A third Ranbaxy Laboratories Ltdplant in India has been hit by a US import ban over quality concerns, dealing a blow to the company's turnaround plans and threatening to hurt new launches and sales of medicines to its largest market.
With the latest FDA action, all three Ranbaxy plants in India that are dedicated to the US market, which accounts for more than 40 per cent of its sales, have now been barred from shipping to the United States, a company source told Reuters.
The ruling triggered the worst single-day fall in Ranbaxy's stock, wiping off a third of its market value or $1 billion on Monday, and brokerage downgrades on worries of prolonged delays to high-yielding product launches in the United States.
The US Food and Drug Administration imposed an import alert on the Mohali factory in northern India on Friday, saying the plant owned by India's biggest drugmaker by sales had not met "good manufacturing practices".
The FDA said it has evaluated the drug products that are manufactured at the Mohali facility and determined that it is unlikely the action will cause drug shortages in the US
"None of the products manufactured at the Ranbaxy Mohali facility are in short supply," Erica Jefferson, a spokeswoman for the agency, said.
Two of Ranbaxy's other plants, at Dewas and Paonta Sahib, were hit with the same import alerts in 2008, and are still barred from making shipments to the United States. The company has a total of eight plant locations across India.

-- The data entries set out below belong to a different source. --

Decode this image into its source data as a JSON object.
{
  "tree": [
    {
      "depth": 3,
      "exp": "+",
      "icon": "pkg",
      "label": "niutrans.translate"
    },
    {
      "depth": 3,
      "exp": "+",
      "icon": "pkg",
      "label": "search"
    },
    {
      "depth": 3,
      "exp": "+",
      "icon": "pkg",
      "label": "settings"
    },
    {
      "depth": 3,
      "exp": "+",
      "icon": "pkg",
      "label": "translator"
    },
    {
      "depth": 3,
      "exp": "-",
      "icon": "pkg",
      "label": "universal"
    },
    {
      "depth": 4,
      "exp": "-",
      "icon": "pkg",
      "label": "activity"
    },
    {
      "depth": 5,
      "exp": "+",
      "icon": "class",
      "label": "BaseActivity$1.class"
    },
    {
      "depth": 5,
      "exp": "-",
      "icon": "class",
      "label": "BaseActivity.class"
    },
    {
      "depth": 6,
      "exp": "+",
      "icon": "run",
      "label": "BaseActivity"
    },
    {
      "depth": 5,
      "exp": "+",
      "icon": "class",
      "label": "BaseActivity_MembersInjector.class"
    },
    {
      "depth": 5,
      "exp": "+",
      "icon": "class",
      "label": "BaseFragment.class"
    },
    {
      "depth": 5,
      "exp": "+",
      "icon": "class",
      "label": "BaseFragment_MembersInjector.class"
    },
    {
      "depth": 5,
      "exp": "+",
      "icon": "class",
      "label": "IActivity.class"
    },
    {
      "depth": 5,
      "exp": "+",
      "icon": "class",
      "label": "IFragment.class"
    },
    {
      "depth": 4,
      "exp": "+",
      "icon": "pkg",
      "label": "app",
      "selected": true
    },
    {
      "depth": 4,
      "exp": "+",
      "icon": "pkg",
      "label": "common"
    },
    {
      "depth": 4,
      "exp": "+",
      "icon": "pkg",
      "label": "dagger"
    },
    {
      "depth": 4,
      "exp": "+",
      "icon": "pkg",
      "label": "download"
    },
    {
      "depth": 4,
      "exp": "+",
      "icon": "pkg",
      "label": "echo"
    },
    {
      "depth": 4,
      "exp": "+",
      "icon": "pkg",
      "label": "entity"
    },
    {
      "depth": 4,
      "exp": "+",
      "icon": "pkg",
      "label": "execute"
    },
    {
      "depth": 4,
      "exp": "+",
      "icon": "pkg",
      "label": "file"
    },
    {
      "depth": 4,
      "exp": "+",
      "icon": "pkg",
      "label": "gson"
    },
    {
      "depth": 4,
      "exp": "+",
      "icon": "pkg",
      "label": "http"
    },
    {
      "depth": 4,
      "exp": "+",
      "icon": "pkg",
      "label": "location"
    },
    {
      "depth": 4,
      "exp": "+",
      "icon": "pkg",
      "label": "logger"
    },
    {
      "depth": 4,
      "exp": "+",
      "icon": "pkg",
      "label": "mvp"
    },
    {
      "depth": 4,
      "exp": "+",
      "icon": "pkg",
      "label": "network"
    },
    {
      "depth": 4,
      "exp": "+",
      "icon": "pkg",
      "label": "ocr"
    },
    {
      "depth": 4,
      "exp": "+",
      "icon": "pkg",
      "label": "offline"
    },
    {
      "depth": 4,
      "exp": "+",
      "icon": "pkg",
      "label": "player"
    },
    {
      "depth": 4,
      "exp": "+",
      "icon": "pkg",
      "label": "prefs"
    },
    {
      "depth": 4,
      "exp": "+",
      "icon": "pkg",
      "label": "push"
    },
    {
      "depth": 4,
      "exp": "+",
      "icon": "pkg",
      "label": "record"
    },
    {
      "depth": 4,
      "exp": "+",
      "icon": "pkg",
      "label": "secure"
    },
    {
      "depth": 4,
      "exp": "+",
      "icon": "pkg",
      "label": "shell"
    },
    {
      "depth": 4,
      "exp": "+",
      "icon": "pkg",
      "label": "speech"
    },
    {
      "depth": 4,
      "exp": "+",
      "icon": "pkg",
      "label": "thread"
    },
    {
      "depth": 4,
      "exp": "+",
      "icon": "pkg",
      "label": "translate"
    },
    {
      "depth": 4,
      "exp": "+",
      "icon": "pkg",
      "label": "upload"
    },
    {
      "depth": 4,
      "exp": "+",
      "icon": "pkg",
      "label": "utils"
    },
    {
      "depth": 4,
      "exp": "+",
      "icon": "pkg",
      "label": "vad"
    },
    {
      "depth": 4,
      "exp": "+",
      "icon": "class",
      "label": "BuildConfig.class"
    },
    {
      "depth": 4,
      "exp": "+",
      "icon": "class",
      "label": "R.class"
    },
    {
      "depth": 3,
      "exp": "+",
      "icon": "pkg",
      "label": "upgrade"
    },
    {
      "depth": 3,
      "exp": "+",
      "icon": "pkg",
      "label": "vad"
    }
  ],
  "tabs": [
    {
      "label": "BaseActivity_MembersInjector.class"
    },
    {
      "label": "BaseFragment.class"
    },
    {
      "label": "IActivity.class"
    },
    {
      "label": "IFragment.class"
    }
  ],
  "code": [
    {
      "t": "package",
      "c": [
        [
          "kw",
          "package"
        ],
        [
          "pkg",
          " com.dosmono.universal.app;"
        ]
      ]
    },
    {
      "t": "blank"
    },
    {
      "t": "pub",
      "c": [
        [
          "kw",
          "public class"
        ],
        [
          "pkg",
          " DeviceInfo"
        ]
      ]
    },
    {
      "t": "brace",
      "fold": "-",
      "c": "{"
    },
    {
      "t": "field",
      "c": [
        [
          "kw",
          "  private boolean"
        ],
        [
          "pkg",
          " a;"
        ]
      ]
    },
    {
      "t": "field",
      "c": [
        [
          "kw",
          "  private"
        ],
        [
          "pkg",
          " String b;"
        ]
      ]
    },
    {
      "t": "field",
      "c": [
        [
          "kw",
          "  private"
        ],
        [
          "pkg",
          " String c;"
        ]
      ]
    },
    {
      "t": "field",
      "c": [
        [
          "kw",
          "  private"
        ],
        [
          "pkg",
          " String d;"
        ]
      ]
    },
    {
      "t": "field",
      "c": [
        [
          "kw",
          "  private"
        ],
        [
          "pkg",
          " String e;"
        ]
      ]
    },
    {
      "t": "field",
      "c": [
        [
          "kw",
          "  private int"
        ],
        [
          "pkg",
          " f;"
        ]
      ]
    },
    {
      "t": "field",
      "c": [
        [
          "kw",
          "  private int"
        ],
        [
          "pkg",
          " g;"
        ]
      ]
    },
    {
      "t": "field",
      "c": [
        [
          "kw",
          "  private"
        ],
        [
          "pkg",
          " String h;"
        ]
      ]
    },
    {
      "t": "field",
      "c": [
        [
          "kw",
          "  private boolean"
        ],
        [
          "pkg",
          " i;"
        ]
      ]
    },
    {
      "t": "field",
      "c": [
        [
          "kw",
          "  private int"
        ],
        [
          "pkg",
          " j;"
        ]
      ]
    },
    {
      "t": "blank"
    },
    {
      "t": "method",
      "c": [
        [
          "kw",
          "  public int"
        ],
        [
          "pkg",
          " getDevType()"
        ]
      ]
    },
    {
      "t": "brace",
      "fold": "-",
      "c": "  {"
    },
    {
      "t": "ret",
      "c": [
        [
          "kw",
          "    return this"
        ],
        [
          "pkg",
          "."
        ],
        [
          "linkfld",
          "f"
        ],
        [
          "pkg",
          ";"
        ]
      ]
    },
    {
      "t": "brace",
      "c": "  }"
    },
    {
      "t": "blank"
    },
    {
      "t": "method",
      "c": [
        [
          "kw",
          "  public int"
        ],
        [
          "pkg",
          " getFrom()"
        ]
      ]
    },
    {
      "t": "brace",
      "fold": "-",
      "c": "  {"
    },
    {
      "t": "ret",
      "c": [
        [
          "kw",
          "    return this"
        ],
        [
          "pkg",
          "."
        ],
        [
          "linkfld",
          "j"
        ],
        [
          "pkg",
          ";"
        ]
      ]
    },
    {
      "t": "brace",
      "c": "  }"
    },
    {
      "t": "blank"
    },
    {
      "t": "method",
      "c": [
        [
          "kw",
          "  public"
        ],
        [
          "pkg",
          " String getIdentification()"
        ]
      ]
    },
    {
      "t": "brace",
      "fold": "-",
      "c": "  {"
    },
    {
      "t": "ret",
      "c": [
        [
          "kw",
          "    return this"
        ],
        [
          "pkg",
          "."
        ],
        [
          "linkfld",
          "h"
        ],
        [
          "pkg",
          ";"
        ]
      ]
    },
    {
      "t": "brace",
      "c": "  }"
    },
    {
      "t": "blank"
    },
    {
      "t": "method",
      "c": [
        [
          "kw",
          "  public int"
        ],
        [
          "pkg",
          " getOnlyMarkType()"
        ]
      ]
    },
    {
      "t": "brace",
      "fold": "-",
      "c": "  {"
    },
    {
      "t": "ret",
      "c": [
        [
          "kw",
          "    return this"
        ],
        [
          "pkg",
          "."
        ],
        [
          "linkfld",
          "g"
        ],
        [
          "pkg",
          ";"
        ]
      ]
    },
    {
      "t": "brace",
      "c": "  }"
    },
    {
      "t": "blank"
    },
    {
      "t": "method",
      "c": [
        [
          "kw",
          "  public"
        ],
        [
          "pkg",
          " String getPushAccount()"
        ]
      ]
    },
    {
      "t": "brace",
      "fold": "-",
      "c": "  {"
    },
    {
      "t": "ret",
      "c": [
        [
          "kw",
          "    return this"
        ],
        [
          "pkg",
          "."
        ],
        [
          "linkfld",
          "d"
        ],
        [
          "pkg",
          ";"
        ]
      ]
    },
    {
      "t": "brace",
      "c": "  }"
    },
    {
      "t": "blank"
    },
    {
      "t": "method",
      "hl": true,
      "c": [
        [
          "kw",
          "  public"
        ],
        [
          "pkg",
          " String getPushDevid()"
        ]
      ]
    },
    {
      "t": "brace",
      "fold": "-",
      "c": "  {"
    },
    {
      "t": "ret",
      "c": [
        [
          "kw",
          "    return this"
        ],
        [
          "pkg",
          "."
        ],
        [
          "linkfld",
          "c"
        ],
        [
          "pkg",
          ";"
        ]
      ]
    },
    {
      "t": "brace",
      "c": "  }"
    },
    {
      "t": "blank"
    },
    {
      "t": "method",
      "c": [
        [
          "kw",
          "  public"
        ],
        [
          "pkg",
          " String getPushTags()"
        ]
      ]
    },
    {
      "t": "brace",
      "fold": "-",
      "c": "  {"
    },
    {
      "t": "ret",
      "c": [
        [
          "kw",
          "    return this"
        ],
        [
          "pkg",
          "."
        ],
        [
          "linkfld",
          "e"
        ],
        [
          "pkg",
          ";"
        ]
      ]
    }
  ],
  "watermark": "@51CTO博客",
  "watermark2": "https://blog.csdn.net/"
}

The FDA said it inspected Ranbaxy's Mohali facility in September and December 2012 and identified "significant" quality control violations, including a failure to adequately investigate manufacturing problems and failure to establish adequate procedures to ensure manufacturing quality.
Under the decree, Ranbaxy is prohibited from making FDA-regulated drugs at the Mohali facility and introducing them into the United States until its methods, facilities and controls are in compliance with good manufacturing standards.
The company is required to hire a third-party expert to inspect the facility and certify to the FDA that the company is once again in compliance.